Simplifying Clear-Path Fouls
Per ESPN, here are three new instances where a clear-path foul can be called by officials:
• A personal foul is committed on any offensive player during his team’s transition scoring opportunity
• When the foul occurs, the ball is ahead of the tip of the circle in the backcourt, no defensive player is ahead of the offensive player with the scoring opportunity and that offensive player is in control of the ball or a pass to him has been released
• The defensive foul deprives the offensive team of a transition scoring opportunity
Basically, this is a way to put fewer responsibilities on referees to make their own decision when one team creates a fastbreak chance—whether it results from a forced turnover or a defensive rebound—and the opponent attempts to intentionally foul to halt momentum before the offense gets into transition.
There will be many less “judgment calls” in concluding whether or not defenders are in between the ballhandler and the basket. In addition, its purpose is to eliminate cheap fouls when the defender is able to position himself in between the player he is guarding and the basket.
Our own Ben Dowsett explained there isn’t an intent to completely change this rule, but rather to make the rule easier to understand by “altering the language” and toning down its vagueness.
That is, I wouldn't expect to see a soccer-style "advantage" rule suddenly come into play. This is about making the rule read more simply so everyone – refs, teams and definitely fans – can understand what's happening and start limiting laborious reviews.
— Ben Dowsett (@Ben_Dowsett) August 23, 2018
Shortening Shot Clock From 24 Seconds To 14 Seconds Following An Offensive Rebound
Everyone’s talking about this idea because it’s the most significant potential change of the three. With the game of basketball evolving, the NBA is trending towards a faster pace and more offense.

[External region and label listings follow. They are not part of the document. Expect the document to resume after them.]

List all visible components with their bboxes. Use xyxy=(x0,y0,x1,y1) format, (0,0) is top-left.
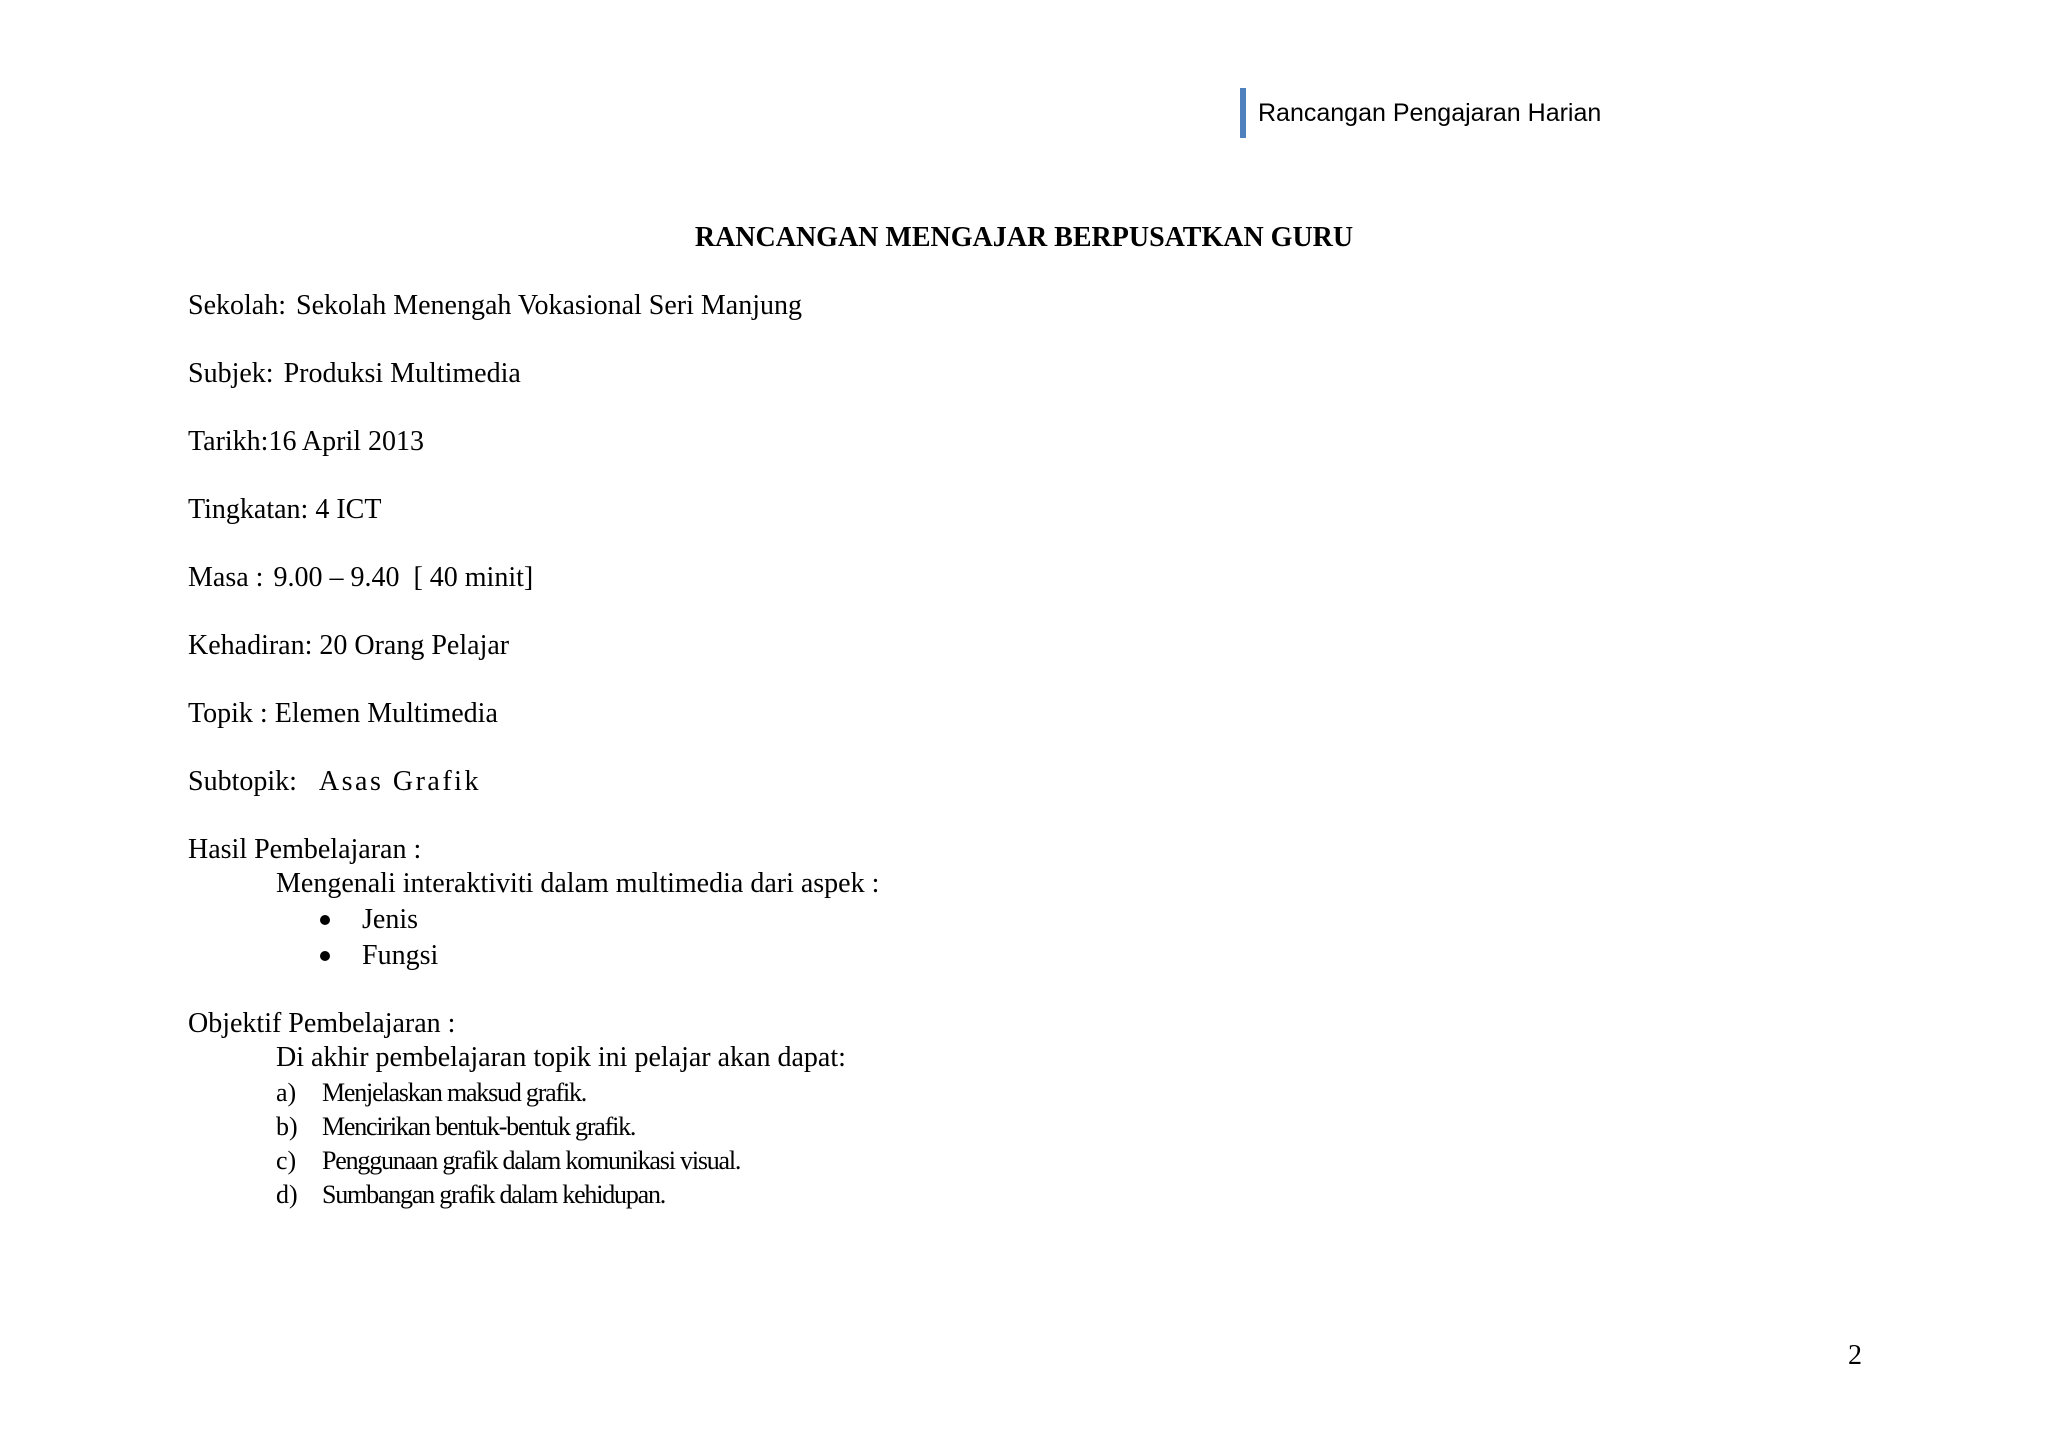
field-label: Subjek: xyxy=(188,358,274,389)
field-masa xyxy=(188,562,533,594)
header-title: Rancangan Pengajaran Harian xyxy=(1258,98,1602,127)
field-topik xyxy=(188,698,498,730)
list-item-marker: b) xyxy=(276,1112,298,1141)
field-value: 9.00 – 9.40 [ 40 minit] xyxy=(273,562,534,593)
field-label: Subtopik: xyxy=(188,766,297,797)
list-item-text: Penggunaan grafik dalam komunikasi visual. xyxy=(322,1146,741,1175)
field-label: Kehadiran: xyxy=(188,630,313,661)
list-item-marker: a) xyxy=(276,1078,297,1107)
field-value: Asas Grafik xyxy=(318,766,481,797)
list-item-text: Sumbangan grafik dalam kehidupan. xyxy=(322,1180,666,1209)
list-item-text: Fungsi xyxy=(362,940,439,971)
bullet-icon xyxy=(320,951,330,961)
list-item-text: Mencirikan bentuk-bentuk grafik. xyxy=(322,1112,636,1141)
list-item-marker: c) xyxy=(276,1146,297,1175)
page-number: 2 xyxy=(1848,1340,1862,1371)
list-item xyxy=(320,940,438,972)
list-item xyxy=(276,1180,665,1210)
hasil-heading: Hasil Pembelajaran : xyxy=(188,834,422,865)
field-value: 4 ICT xyxy=(315,494,382,525)
field-label: Topik : xyxy=(188,698,268,729)
field-tarikh xyxy=(188,426,424,458)
running-header xyxy=(1240,88,1601,138)
list-item xyxy=(276,1078,586,1108)
objektif-intro: Di akhir pembelajaran topik ini pelajar akan dapat: xyxy=(276,1042,846,1073)
hasil-intro: Mengenali interaktiviti dalam multimedia dari aspek : xyxy=(276,868,880,899)
field-value: Sekolah Menengah Vokasional Seri Manjung xyxy=(296,290,803,321)
field-kehadiran xyxy=(188,630,509,662)
field-value: 16 April 2013 xyxy=(268,426,425,457)
list-item-text: Menjelaskan maksud grafik. xyxy=(322,1078,587,1107)
field-label: Tarikh: xyxy=(188,426,269,457)
list-item xyxy=(276,1112,635,1142)
field-subjek xyxy=(188,358,521,390)
field-value: Elemen Multimedia xyxy=(274,698,498,729)
field-label: Tingkatan: xyxy=(188,494,309,525)
field-label: Sekolah: xyxy=(188,290,286,321)
bullet-icon xyxy=(320,915,330,925)
document-title: RANCANGAN MENGAJAR BERPUSATKAN GURU xyxy=(694,222,1354,253)
field-value: Produksi Multimedia xyxy=(283,358,521,389)
list-item xyxy=(320,904,418,936)
field-subtopik xyxy=(188,766,481,798)
field-label: Masa : xyxy=(188,562,264,593)
list-item xyxy=(276,1146,740,1176)
list-item-marker: d) xyxy=(276,1180,298,1209)
field-sekolah xyxy=(188,290,802,322)
objektif-heading: Objektif Pembelajaran : xyxy=(188,1008,456,1039)
field-tingkatan xyxy=(188,494,381,526)
field-value: 20 Orang Pelajar xyxy=(319,630,510,661)
list-item-text: Jenis xyxy=(362,904,418,935)
header-accent-bar xyxy=(1240,88,1246,138)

Taking the shot clock down 14 seconds will force quicker decisions on second-chance opportunities and take away the option to fully reset an offense. It encourages less half-court execution and demands action to score quicker.
The proposed change is crucial in relation to games going down the stretch.
If Team A is leading a game by six points with two minutes left and corrals an offensive rebound, they will have only just over half the time to hold the ball and run the clock down. Team B won’t lose out as much because it failed to crash the boards.
Based on ESPN’s report, the league feels that this rule will increase shot attempts, specifically those in crunch time.
It is not all that unfamiliar in the NBA landscape, as the G-League has been implementing the post-offensive rebound 14-second shot clock over the past two seasons. It was used in Las Vegas during NBA Summer League and has been mandated in the WNBA since the 2016 season. FIBA has adopted the rule since 2014 as well.
The shot clock rule will take some getting used to, but other than that there won’t be an overly important adjustment to make.
The expectation is for these three changes to be passed by the Board of Governors. They will take a vote on a two-day long September 20-21 meeting. As mentioned before, in order to ensure the rules pass, it will require a two-thirds majority.
If the process goes as planned, the rulebook update would be applied for the upcoming 2018-19 season.